Monsieur le ministre, je suis fondamentalement en désaccord avec vous sur la question des flexi-jobs qui ne sont ni plus ni moins que des boulots assurés par des gens qui ont déjà un travail. Cela correspond à un allongement collectif du temps de travail parce que l’emploi principal ne garantit pas des revenus suffisants pour pouvoir subvenir à leurs besoins. En tout cas, c’est dans cette optique-là que les personnes s’inscrivent.
Et donc, aujourd’hui, on place les employeurs au pied du mur, en leur disant soit d’engager ces personnes en flexi-job – car ça coûte quatre fois moins cher que d’engager un employé en CDI –, soit d’engager quelqu’un qui aura un job dans lequel il peut se projeter, s’épanouir et avoir un équilibre vie privée-vie professionnelle. Le dénominateur commun de vos politiques, c’est qu’à aucun moment, on ne voit quand vous créez des emplois convenables, stables, de qualité, qui permettent de remplir les conditions mises en place par votre collègue des Pensions pour bénéficier d’une pension complète qui permet de vieillir dans la dignité.
C’est là que réside toute l’incohérence du projet de l’Arizona. Aujourd’hui, ce que je voudrais vous rappeler, c’est que votre rôle en tant que ministre est de garantir l’intérêt général et de vous efforcer d’améliorer les conditions de vie des travailleurs. Aujourd’hui, votre réforme ne doit pas niveler par le bas les conditions de travail au nom de certaines demandes de multinationales.

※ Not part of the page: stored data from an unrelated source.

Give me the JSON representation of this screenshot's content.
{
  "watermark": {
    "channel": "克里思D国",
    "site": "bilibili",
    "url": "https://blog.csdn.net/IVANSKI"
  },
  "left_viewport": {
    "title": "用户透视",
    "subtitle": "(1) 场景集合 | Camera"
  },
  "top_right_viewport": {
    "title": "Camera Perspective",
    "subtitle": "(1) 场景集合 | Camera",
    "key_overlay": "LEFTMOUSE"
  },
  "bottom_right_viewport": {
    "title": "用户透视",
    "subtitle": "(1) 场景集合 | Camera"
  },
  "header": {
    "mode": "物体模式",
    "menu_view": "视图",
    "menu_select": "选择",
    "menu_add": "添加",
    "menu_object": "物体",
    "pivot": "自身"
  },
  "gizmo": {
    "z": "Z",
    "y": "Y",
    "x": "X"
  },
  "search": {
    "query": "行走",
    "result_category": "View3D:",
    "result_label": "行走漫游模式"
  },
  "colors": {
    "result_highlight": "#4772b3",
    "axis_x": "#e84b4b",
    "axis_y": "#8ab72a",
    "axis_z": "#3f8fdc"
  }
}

Parce que ceux qui payeront le prix de l’ouverture dominicale ou de l’extension du travail jusqu’à 21 h, ce sont les petits commerces, les petites structures qui ne peuvent pas aligner des travailleurs H24 sept jours sur sept. Les petites structures vont subir une concurrence de la part des multinationales qui, elles, peuvent se permettre de rester ouvertes pendant toutes ces plages horaires. Cela accentuera la désertification de nos villes qui subissent déjà ce phénomène des devantures qui sont vides. Allez-vous promener en ville, vous le verrez, monsieur le ministre.
Je vous en conjure, faites en sorte d’améliorer la situation plutôt que de la dégrader.